Return on equity for the first quarter dropped to 18 percent, the Sao Paulo-based company said Wednesday in a statement, missing Esteves’s goal of 20 percent for the seventh quarter since the firm’s 2012 initial public offering. While a jump in sales and trading revenue helped BTG beat analysts’ earnings estimates, losses on principal investments almost quadrupled.
Esteves, the chief executive officer who jokes that the firm’s name stands for “better than Goldman,” has been trying to swat down concern that losing bets on private-equity stakes will undermine BTG’s finances. Speculation swirled earlier this year among rivals of Esteves, who became a billionaire before turning 40, that such losses will force him to sell his firm to a bigger bank.
“BTG has this speech about being better than Goldman, and that it offers ROE above the market average,” Rodolfo Amstalden, an analyst at investment-consulting firm Empiricus Research, said in an interview. “ROE of 18 percent is disappointing for a company that intends to be the world’s best investment bank.”
Esteves, 46, said on a conference call with analysts Thursday that he was maintaining the firm’s guidance on ROE. “We continue to be confident we will achieve something similar to that even in a weaker economic environment,” he said.
The CEO will have to manage that goal while grappling with fallout from holdings linked to Petroleo Brasileiro SA, the state-owned oil company embroiled in a bribery scandal. First-quarter results included a provision for the impairment to BTG’s investment in oil-rig supplier Sete Brasil Participacoes SA equivalent to approximately 25 percent of its book value. Revenue for the quarter topped analysts’ estimates even with that provision, which totaled 280 million reais ($92 million).

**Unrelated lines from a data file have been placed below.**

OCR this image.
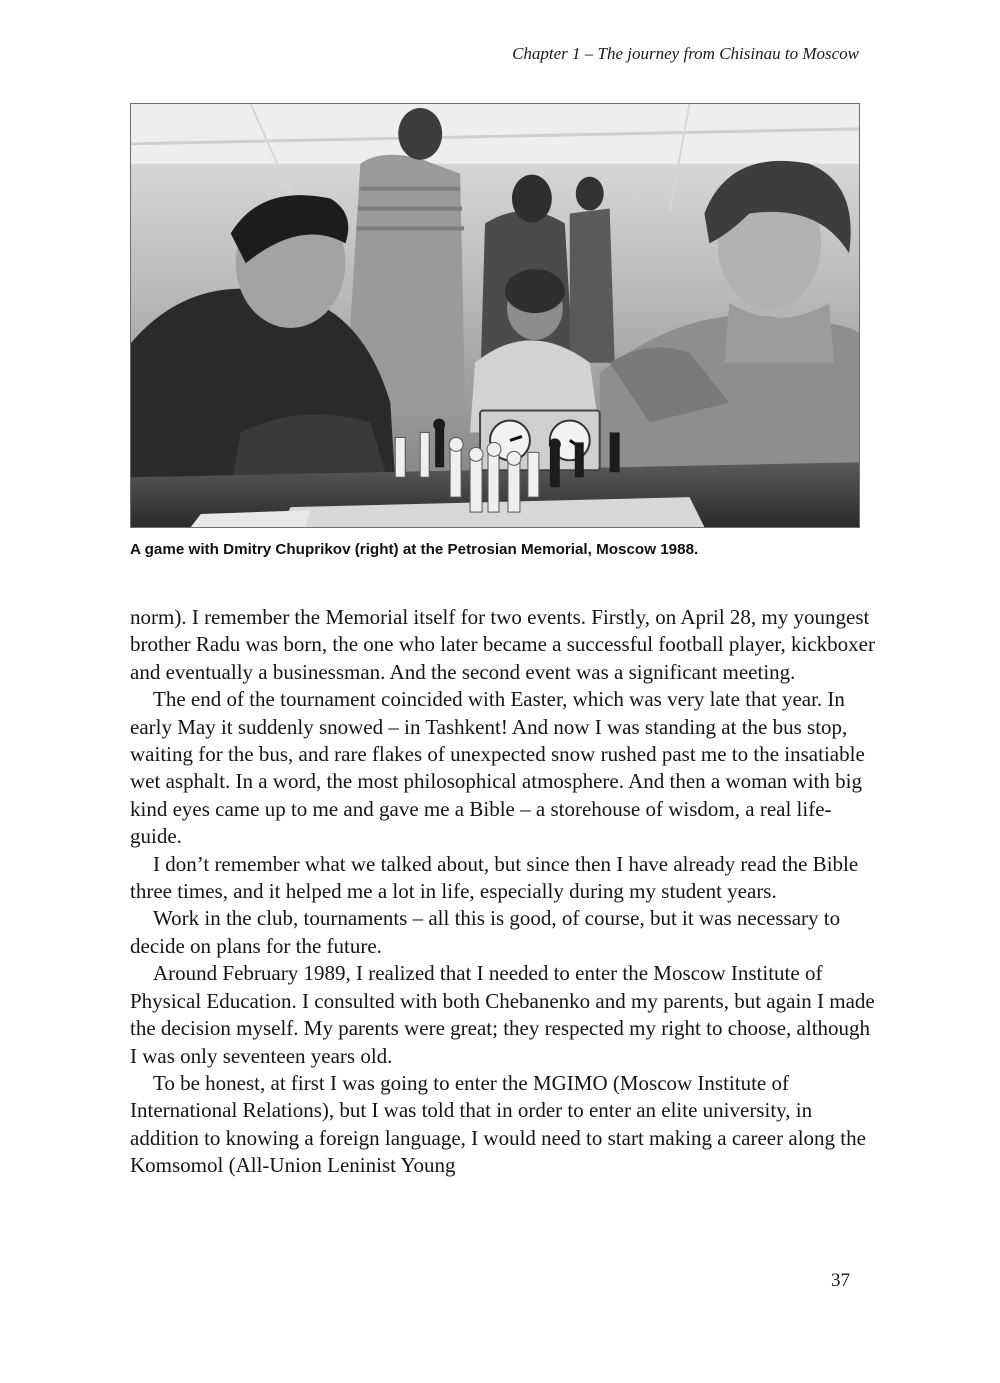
Chapter 1 – The journey from Chisinau to Moscow
A game with Dmitry Chuprikov (right) at the Petrosian Memorial, Moscow 1988.

norm). I remember the Memorial itself for two events. Firstly, on April 28, my youngest brother Radu was born, the one who later became a successful football player, kickboxer and eventually a businessman. And the second event was a significant meeting.

The end of the tournament coincided with Easter, which was very late that year. In early May it suddenly snowed – in Tashkent! And now I was standing at the bus stop, waiting for the bus, and rare flakes of unexpected snow rushed past me to the insatiable wet asphalt. In a word, the most philosophical atmosphere. And then a woman with big kind eyes came up to me and gave me a Bible – a storehouse of wisdom, a real life-guide.

I don’t remember what we talked about, but since then I have already read the Bible three times, and it helped me a lot in life, especially during my student years.

Work in the club, tournaments – all this is good, of course, but it was necessary to decide on plans for the future.

Around February 1989, I realized that I needed to enter the Moscow Institute of Physical Education. I consulted with both Chebanenko and my parents, but again I made the decision myself. My parents were great; they respected my right to choose, although I was only seventeen years old.

To be honest, at first I was going to enter the MGIMO (Moscow Institute of International Relations), but I was told that in order to enter an elite university, in addition to knowing a foreign language, I would need to start making a career along the Komsomol (All-Union Leninist Young

37
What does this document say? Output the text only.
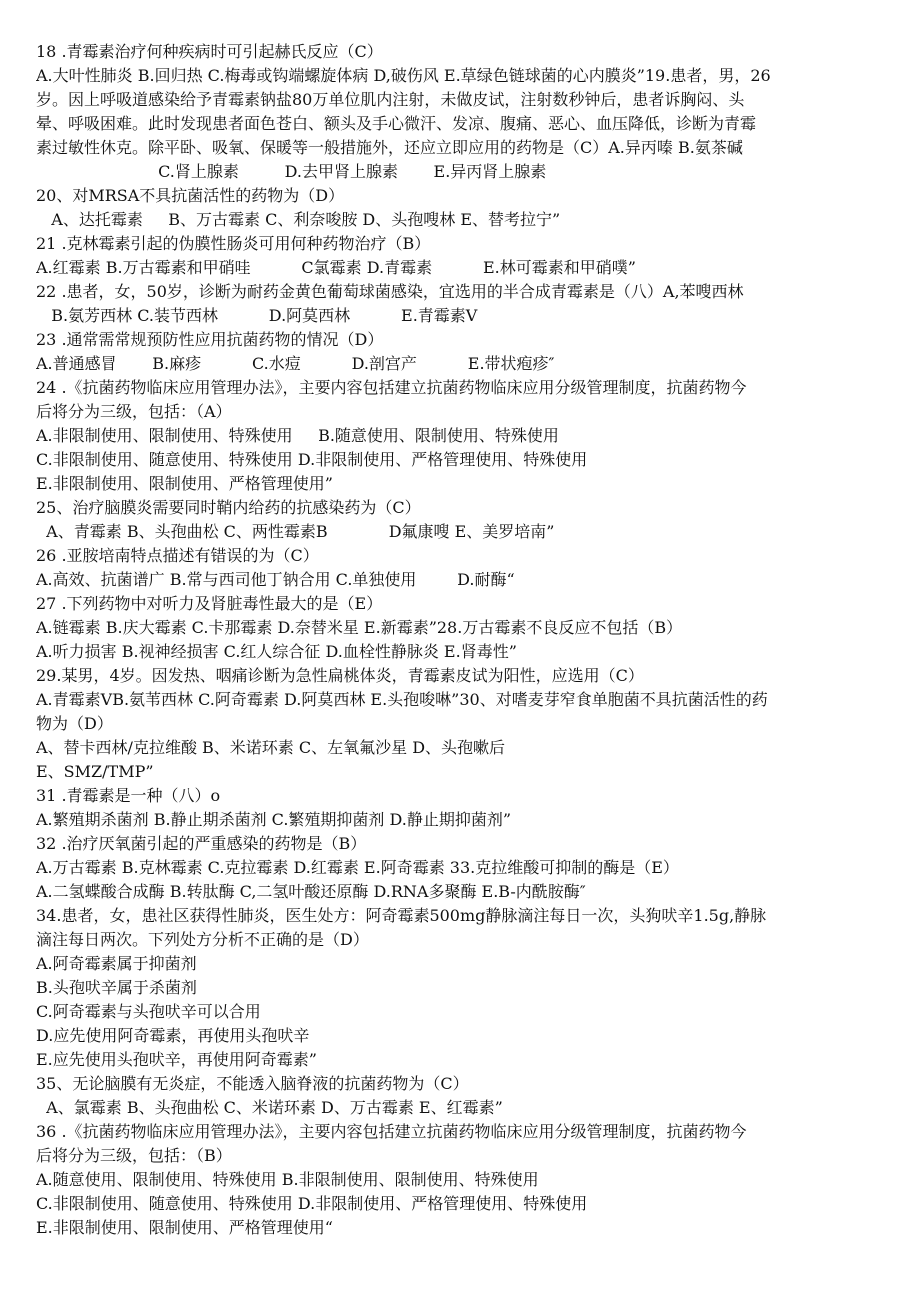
18 .青霉素治疗何种疾病时可引起赫氏反应（C）
A.大叶性肺炎 B.回归热 C.梅毒或钩端螺旋体病 D,破伤风 E.草绿色链球菌的心内膜炎”19.患者，男，26
岁。因上呼吸道感染给予青霉素钠盐80万单位肌内注射，未做皮试，注射数秒钟后，患者诉胸闷、头
晕、呼吸困难。此时发现患者面色苍白、额头及手心微汗、发凉、腹痛、恶心、血压降低，诊断为青霉
素过敏性休克。除平卧、吸氧、保暖等一般措施外，还应立即应用的药物是（C）A.异丙嗪 B.氨茶碱
C.肾上腺素         D.去甲肾上腺素       E.异丙肾上腺素
20、对MRSA不具抗菌活性的药物为（D）
A、达托霉素     B、万古霉素 C、利奈唆胺 D、头孢嗖林 E、替考拉宁”
21 .克林霉素引起的伪膜性肠炎可用何种药物治疗（B）
A.红霉素 B.万古霉素和甲硝哇          C氯霉素 D.青霉素          E.林可霉素和甲硝噗”
22 .患者，女，50岁，诊断为耐药金黄色葡萄球菌感染，宜选用的半合成青霉素是（八）A,苯嗖西林
B.氨芳西林 C.装节西林          D.阿莫西林          E.青霉素V
23 .通常需常规预防性应用抗菌药物的情况（D）
A.普通感冒       B.麻疹          C.水痘          D.剖宫产          E.带状疱疹″
24 .《抗菌药物临床应用管理办法》，主要内容包括建立抗菌药物临床应用分级管理制度，抗菌药物今
后将分为三级，包括：（A）
A.非限制使用、限制使用、特殊使用     B.随意使用、限制使用、特殊使用
C.非限制使用、随意使用、特殊使用 D.非限制使用、严格管理使用、特殊使用
E.非限制使用、限制使用、严格管理使用”
25、治疗脑膜炎需要同时鞘内给药的抗感染药为（C）
A、青霉素 B、头孢曲松 C、两性霉素B            D氟康嗖 E、美罗培南”
26 .亚胺培南特点描述有错误的为（C）
A.高效、抗菌谱广 B.常与西司他丁钠合用 C.单独使用        D.耐酶“
27 .下列药物中对听力及肾脏毒性最大的是（E）
A.链霉素 B.庆大霉素 C.卡那霉素 D.奈替米星 E.新霉素”28.万古霉素不良反应不包括（B）
A.听力损害 B.视神经损害 C.红人综合征 D.血栓性静脉炎 E.肾毒性”
29.某男，4岁。因发热、咽痛诊断为急性扁桃体炎，青霉素皮试为阳性，应选用（C）
A.青霉素VB.氨苇西林 C.阿奇霉素 D.阿莫西林 E.头孢唆啉”30、对嗜麦芽窄食单胞菌不具抗菌活性的药
物为（D）
A、替卡西林/克拉维酸 B、米诺环素 C、左氧氟沙星 D、头孢嗽后
E、SMZ/TMP”
31 .青霉素是一种（八）o
A.繁殖期杀菌剂 B.静止期杀菌剂 C.繁殖期抑菌剂 D.静止期抑菌剂”
32 .治疗厌氧菌引起的严重感染的药物是（B）
A.万古霉素 B.克林霉素 C.克拉霉素 D.红霉素 E.阿奇霉素 33.克拉维酸可抑制的酶是（E）
A.二氢蝶酸合成酶 B.转肽酶 C,二氢叶酸还原酶 D.RNA多聚酶 E.B-内酰胺酶″
34.患者，女，患社区获得性肺炎，医生处方：阿奇霉素500mg静脉滴注每日一次，头狗吠辛1.5g,静脉
滴注每日两次。下列处方分析不正确的是（D）
A.阿奇霉素属于抑菌剂
B.头孢吠辛属于杀菌剂
C.阿奇霉素与头孢吠辛可以合用
D.应先使用阿奇霉素，再使用头孢吠辛
E.应先使用头孢吠辛，再使用阿奇霉素”
35、无论脑膜有无炎症，不能透入脑脊液的抗菌药物为（C）
A、氯霉素 B、头孢曲松 C、米诺环素 D、万古霉素 E、红霉素”
36 .《抗菌药物临床应用管理办法》，主要内容包括建立抗菌药物临床应用分级管理制度，抗菌药物今
后将分为三级，包括：（B）
A.随意使用、限制使用、特殊使用 B.非限制使用、限制使用、特殊使用
C.非限制使用、随意使用、特殊使用 D.非限制使用、严格管理使用、特殊使用
E.非限制使用、限制使用、严格管理使用“
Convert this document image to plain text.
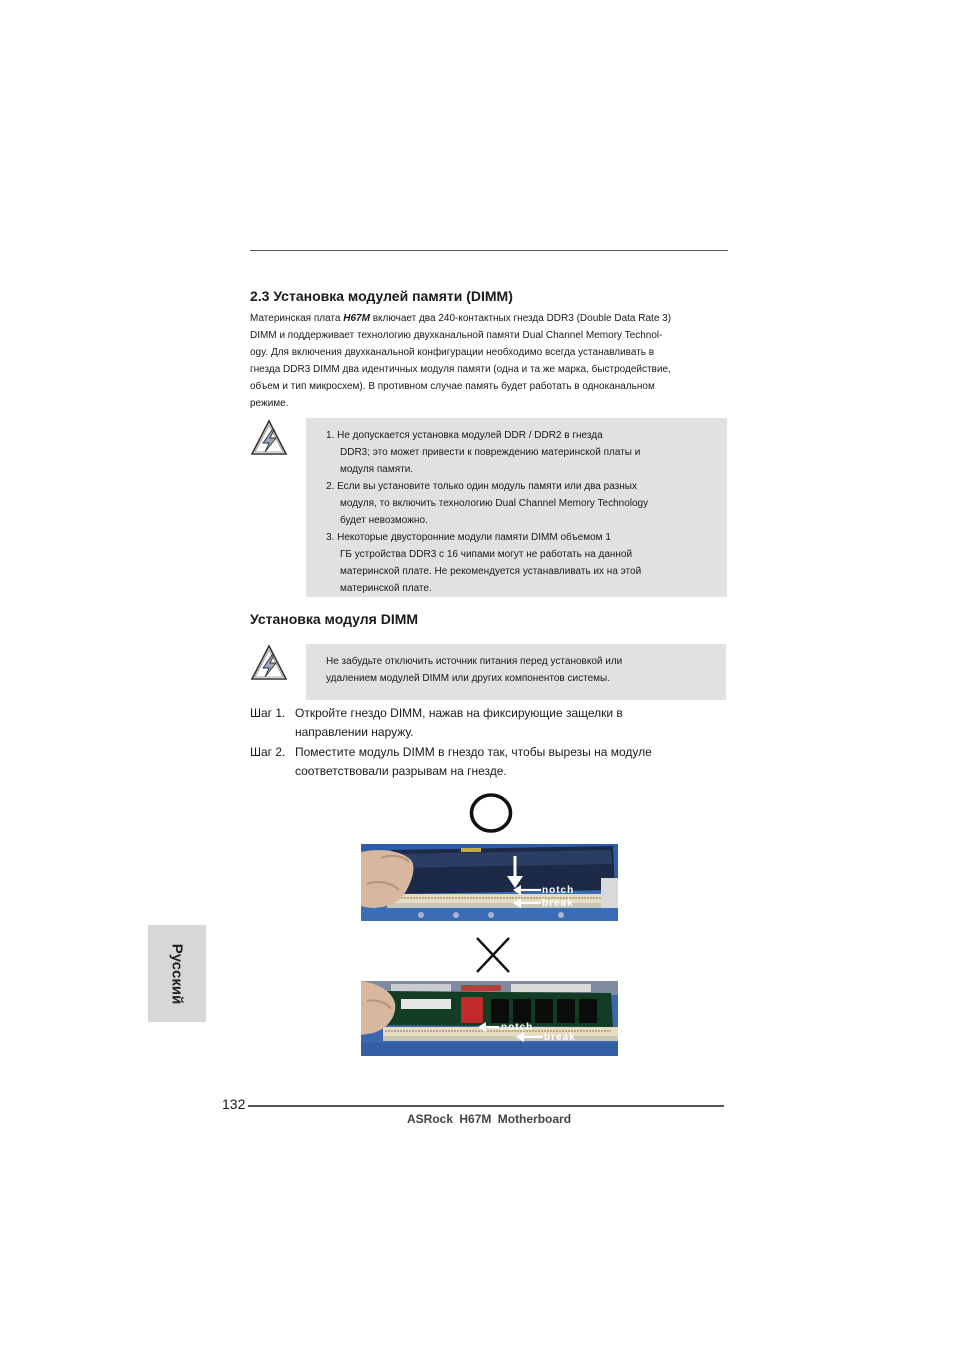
2.3 Установка модулей памяти (DIMM)

Материнская плата H67M включает два 240-контактных гнезда DDR3 (Double Data Rate 3)

DIMM и поддерживает технологию двухканальной памяти Dual Channel Memory Technol-

ogy. Для включения двухканальной конфигурации необходимо всегда устанавливать в

гнезда DDR3 DIMM два идентичных модуля памяти (одна и та же марка, быстродействие,

объем и тип микросхем). В противном случае память будет работать в одноканальном

режиме.

1. Не допускается установка модулей DDR / DDR2 в гнезда
DDR3; это может привести к повреждению материнской платы и
модуля памяти.
2. Если вы установите только один модуль памяти или два разных
модуля, то включить технологию Dual Channel Memory Technology
будет невозможно.
3. Некоторые двусторонние модули памяти DIMM объемом 1
ГБ устройства DDR3 с 16 чипами могут не работать на данной
материнской плате. Не рекомендуется устанавливать их на этой
материнской плате.
Установка модуля DIMM

Не забудьте отключить источник питания перед установкой или
удалением модулей DIMM или других компонентов системы.

Шаг 1. Откройте гнездо DIMM, нажав на фиксирующие защелки в
направлении наружу.
Шаг 2. Поместите модуль DIMM в гнездо так, чтобы вырезы на модуле
соответствовали разрывам на гнезде.
notch
break
notch
break
Русский
132
ASRock H67M Motherboard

Prospects for Sete have improved in recent weeks, and the new valuation represents BTG’s best estimate for its worth, Esteves said on the call, adding that he expects BTG’s merchant-banking business to post positive results for the year.
Adding to those headwinds are projections that Brazil’s economy will shrink 1 percent this year, after expanding an average 1.56 percent annually since 2012. Such a contraction, which would be the biggest in a quarter century, may trim demand for BTG’s investment-banking services, such as merger advice and IPOs.
“BTG is riskier than all the major commercial banks in Brazil with a lower return,” Carlos Daltozo, an analyst at Banco do Brasil SA in Sao Paulo, said in an interview after earnings were released. “Buying its shares carries excessive risk,” said Daltozo, who has the equivalent of a hold recommendation on the stock.
Shares of the firm have dropped about 4.5 percent since April 2012, when it held its IPO, the worst performance among the nation’s biggest banks during the same period. They rose less than 1 percent to 29.86 reais at 1:46 p.m. in Sao Paulo.
Earnings climbed 2.6 percent to 854 million reais, or 94 centavos a share, from 832 million reais, or 92 centavos, a year earlier, according to the statement. That beat the 93-centavo estimate of five analysts surveyed by Bloomberg as revenue from sales and trading jumped 34 percent.
“The sales and trading business had very strong numbers because of foreign-exchange trading and commodities,” Daltozo said.
Revenue from corporate lending increased 61 percent, to 317.8 million reais, due to a recovery on the non-performing loans portfolio, BTG said.